Wednesday, December 29, 2010

Jack Morris is Not Hall Worthy

There are a lot of arguments going back and forth regarding Jack Morris's Hall of Fame candidacy.  Personally, I'm against it.  The arguments for him being the best pitcher of the 1980s ring hollow to me considering the decade from 1980-1989 is pretty arbitrary.  Why not 1977-1986 or 1983-1992?  The 1980-1989 decade includes the tail ends of great careers by pitchers like Tom Seaver, Jim Palmer, and Steve Carlton.  It also removes half of a decade of Greg Maddux and Roger Clemens performances.  If you expanded the ten year span to include 20-25 seasons, would Morris even make your top ten for best pitchers in baseball?  How about top fifteen?  He wouldn't make either of mine.
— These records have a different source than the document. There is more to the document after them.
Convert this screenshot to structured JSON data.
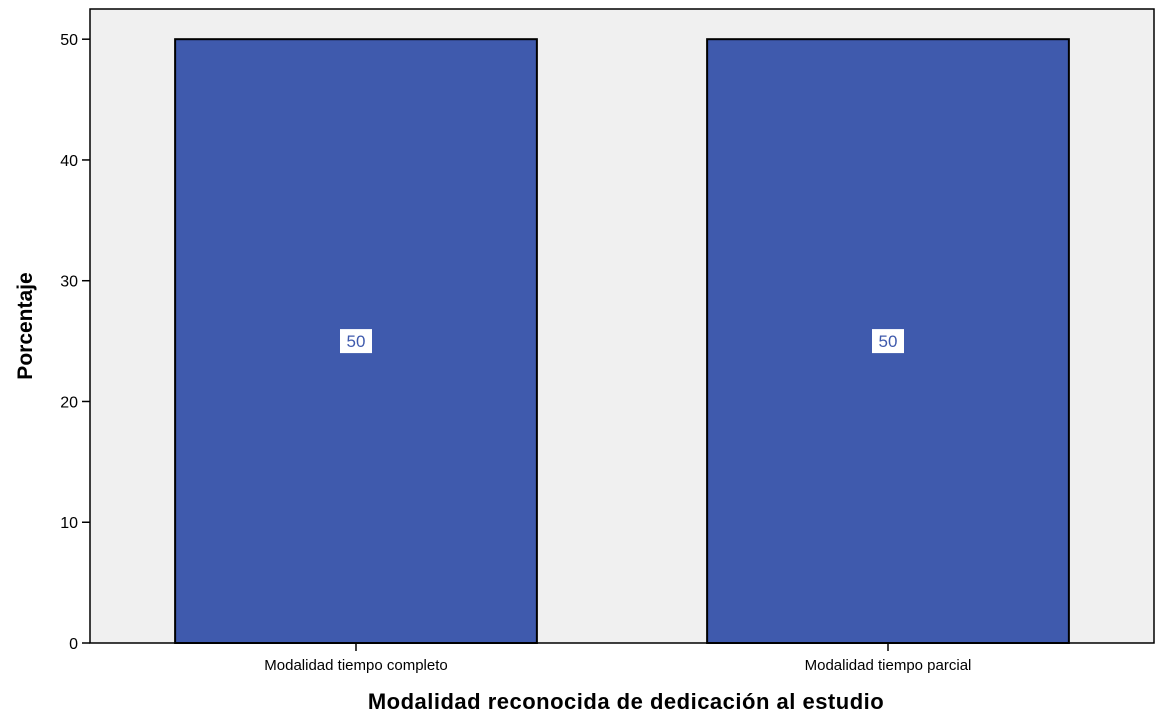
{
  "chart_data": {
    "type": "bar",
    "categories": [
      "Modalidad tiempo completo",
      "Modalidad tiempo parcial"
    ],
    "values": [
      50,
      50
    ],
    "data_labels": [
      "50",
      "50"
    ],
    "xlabel": "Modalidad reconocida de dedicación al estudio",
    "ylabel": "Porcentaje",
    "ylim": [
      0,
      52.5
    ],
    "yticks": [
      0,
      10,
      20,
      30,
      40,
      50
    ],
    "grid": false,
    "colors": {
      "bar_fill": "#3f5aad",
      "bar_stroke": "#000000",
      "plot_background": "#f0f0f0",
      "label_box": "#ffffff",
      "label_text": "#3f5aad"
    }
  }
}
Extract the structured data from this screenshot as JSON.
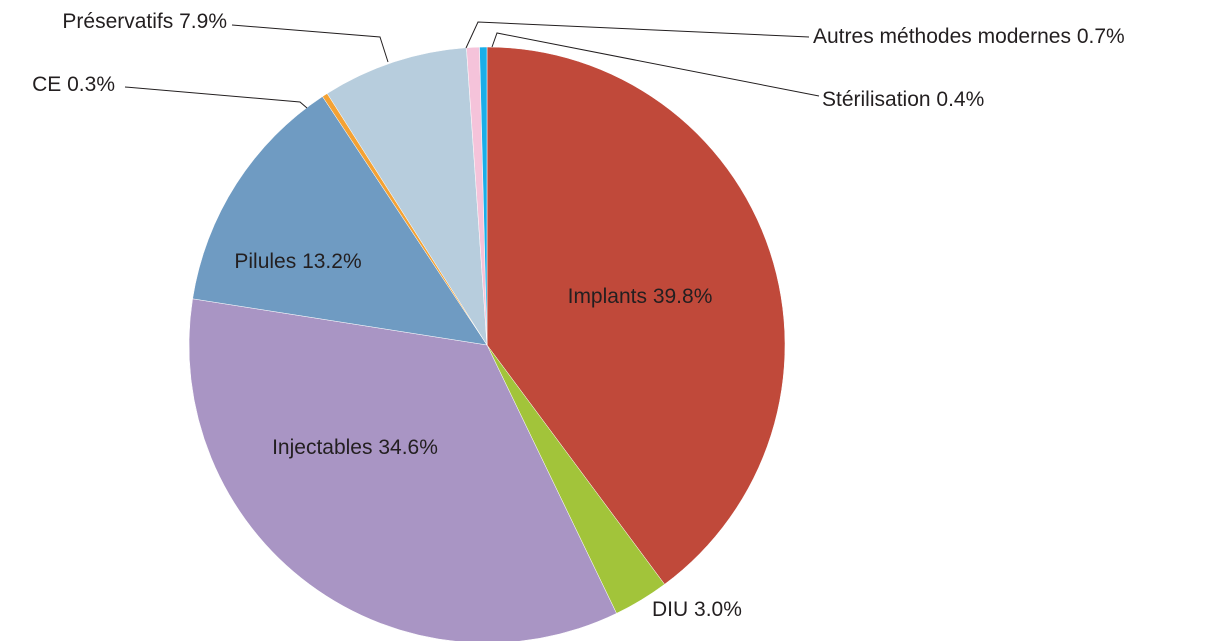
{
  "chart_data": {
    "type": "pie",
    "categories": [
      "Implants",
      "DIU",
      "Injectables",
      "Pilules",
      "CE",
      "Préservatifs",
      "Autres méthodes modernes",
      "Stérilisation"
    ],
    "values": [
      39.8,
      3.0,
      34.6,
      13.2,
      0.3,
      7.9,
      0.7,
      0.4
    ],
    "value_labels": [
      "39.8%",
      "3.0%",
      "34.6%",
      "13.2%",
      "0.3%",
      "7.9%",
      "0.7%",
      "0.4%"
    ],
    "colors": [
      "#c0493a",
      "#a2c43a",
      "#a995c4",
      "#6f9bc2",
      "#f4a234",
      "#b7cddd",
      "#f5c3da",
      "#1aaee8"
    ]
  }
}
The arguments about him being a great postseason pitcher don't really ring true either because he was pretty underwhelming during the 1987 ALCS, and incredibly forgettable during the Blue Jays World Series run in 1992.  In fact, he was so bad during the playoffs in 1992, that I would go as far as saying they won the World Series in spite of his pitching performance.  In 1993, he was so ineffective during the regular season, the Jays left him off of their postseason roster entirely.  That's not exactly high praise for a pitcher that supposedly rose to the occasion in the playoffs.  Yes, Game 7 of the 1991 World Series was great, but you can't build a Hall of Fame case out of one game. 

If you're looking for a great analysis of Jack Morris's Hall of Fame case, I strongly suggest you read Dan Szymborski's case against his induction.  (Sorry, ESPN Insider only!)  It's outstanding, and doesn't include a lot of emotional rhetoric.  Hope you enjoy!